Henry Dimbleby has shunned the Government’s decision to not extend its free meal voucher scheme and said more must be done to prevent children from going hungry.
A report by The Food Foundation in September, which surveyed 2,300 people, revealed that one in seven UK families (four million people across England), have experienced food insecurity since March 2020 (the UK’s official lockdown).
The survey found that one million children were eating lower cost, less healthy foodstuffs – 900,000 were not having balanced meals, 400,000 had not eaten enough because they had run out of food and another 400,000 were skipping whole meals.1
Dimbleby (the Co-Founder of Leon and Director of The Sustainable Restaurant Association), has called upon the Government to spend £1.2 million to address the problem and sent a plan which outlines three key recommendations in how to best overcome the issue.

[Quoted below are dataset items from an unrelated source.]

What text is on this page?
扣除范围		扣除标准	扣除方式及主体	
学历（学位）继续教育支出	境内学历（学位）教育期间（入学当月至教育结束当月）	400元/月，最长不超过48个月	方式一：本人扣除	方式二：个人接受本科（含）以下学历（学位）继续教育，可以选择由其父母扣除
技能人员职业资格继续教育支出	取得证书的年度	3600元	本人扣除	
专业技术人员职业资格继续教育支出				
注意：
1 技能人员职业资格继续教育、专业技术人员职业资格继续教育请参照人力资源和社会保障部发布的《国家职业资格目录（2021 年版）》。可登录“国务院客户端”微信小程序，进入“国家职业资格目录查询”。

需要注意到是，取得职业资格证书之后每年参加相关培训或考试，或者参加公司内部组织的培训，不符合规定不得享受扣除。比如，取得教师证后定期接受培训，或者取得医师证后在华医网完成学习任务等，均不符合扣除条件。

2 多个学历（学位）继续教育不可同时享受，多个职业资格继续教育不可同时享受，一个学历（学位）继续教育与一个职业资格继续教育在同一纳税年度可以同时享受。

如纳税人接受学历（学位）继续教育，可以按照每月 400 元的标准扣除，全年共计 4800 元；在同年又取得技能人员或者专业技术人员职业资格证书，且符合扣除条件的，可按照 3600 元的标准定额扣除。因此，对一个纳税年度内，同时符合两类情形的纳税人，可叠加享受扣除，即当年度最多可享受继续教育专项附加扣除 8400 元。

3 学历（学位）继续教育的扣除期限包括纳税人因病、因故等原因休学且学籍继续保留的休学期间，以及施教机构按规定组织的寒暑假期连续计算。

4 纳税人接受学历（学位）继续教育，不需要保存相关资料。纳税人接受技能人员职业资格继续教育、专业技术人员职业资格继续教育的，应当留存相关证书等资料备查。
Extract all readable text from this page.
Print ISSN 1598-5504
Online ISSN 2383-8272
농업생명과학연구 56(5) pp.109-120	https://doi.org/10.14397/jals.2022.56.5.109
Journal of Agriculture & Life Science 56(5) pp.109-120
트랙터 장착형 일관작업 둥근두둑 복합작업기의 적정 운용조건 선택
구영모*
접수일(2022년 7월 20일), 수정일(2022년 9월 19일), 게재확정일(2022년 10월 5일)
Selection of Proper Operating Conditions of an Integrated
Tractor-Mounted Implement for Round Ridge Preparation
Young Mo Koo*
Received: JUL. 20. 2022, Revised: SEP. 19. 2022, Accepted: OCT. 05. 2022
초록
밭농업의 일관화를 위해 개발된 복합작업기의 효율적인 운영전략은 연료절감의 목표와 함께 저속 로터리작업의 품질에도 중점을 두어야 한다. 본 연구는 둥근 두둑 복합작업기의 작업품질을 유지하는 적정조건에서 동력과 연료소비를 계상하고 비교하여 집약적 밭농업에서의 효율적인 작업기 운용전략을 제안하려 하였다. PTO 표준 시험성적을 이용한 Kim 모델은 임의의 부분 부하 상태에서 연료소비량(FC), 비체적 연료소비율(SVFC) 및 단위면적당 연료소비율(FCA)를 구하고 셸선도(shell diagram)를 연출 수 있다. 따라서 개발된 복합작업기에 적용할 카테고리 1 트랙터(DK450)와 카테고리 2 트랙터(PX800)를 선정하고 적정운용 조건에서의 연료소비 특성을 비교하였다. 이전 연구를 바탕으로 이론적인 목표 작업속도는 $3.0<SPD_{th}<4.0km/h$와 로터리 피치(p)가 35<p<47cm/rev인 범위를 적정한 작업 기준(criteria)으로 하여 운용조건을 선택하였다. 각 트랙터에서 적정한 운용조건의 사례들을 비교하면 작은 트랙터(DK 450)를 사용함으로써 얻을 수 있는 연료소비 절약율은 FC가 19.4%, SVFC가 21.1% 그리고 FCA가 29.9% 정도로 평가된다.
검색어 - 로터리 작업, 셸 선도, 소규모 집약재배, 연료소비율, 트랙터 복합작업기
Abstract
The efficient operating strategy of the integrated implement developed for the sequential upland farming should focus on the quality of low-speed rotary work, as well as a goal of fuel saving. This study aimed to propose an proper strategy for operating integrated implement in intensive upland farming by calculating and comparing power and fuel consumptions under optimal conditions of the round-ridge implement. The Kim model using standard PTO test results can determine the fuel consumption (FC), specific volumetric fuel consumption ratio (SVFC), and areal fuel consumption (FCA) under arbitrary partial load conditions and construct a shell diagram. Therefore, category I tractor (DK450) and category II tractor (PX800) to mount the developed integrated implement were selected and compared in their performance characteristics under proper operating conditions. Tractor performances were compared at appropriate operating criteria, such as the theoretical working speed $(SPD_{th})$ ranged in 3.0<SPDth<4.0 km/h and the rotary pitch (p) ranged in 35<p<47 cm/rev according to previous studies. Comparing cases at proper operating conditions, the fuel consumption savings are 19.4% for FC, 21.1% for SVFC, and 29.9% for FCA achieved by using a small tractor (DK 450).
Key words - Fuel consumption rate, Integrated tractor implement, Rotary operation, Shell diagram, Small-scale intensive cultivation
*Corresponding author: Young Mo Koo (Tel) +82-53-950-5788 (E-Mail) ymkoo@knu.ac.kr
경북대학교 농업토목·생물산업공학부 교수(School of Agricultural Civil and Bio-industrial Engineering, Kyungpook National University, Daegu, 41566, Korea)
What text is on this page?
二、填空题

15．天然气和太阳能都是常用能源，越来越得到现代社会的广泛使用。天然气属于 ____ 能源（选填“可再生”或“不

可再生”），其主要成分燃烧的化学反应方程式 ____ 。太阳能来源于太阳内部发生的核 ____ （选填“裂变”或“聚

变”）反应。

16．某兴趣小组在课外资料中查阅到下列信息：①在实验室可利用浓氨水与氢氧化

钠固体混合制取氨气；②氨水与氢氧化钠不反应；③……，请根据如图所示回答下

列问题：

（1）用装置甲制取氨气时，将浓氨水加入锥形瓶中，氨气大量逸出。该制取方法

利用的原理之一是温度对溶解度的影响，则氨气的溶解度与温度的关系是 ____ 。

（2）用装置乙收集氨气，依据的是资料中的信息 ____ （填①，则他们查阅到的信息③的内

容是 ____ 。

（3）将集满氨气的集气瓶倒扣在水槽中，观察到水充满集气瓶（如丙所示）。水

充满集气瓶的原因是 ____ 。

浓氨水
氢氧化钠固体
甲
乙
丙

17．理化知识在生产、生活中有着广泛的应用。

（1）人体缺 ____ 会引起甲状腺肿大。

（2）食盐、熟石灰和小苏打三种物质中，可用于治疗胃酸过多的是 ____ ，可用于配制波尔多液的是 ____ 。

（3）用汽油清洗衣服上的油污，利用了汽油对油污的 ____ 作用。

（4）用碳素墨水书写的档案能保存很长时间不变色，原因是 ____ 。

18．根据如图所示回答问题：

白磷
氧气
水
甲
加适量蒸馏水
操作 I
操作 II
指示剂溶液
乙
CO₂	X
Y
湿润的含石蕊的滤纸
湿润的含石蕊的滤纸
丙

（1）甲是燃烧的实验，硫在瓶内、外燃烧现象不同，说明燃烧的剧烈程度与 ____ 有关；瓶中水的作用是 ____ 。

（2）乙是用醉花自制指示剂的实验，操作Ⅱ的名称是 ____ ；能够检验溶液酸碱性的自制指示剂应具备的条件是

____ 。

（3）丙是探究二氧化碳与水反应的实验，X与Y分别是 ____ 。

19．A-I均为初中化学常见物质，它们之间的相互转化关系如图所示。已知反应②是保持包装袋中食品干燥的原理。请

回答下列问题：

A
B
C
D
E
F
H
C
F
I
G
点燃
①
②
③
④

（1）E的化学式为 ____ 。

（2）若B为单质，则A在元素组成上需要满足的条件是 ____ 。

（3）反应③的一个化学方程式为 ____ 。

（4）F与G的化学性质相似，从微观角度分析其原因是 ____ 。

These suggestions are based on three insights:
- That food poverty is likely to worsen as a result of Covid
- ‘In-kind’ support, directly providing nutritious food to children, is much more effective at improving children’s diets than increases in the overall financial value of a family’s benefits by the same, small amount
- Universal Credit, the Government’s flagship welfare programme, is the right proxy to identify families living below or on a minimum viable wage.
Dimbleby is recommending that the value of Healthy Start vouchers are increased to £4.25 a week and the scheme extended to pregnant women and households with children under four where the pregnant woman or a parent or guardian in the household is in receipt of Universal Credit or an equivalent benefit.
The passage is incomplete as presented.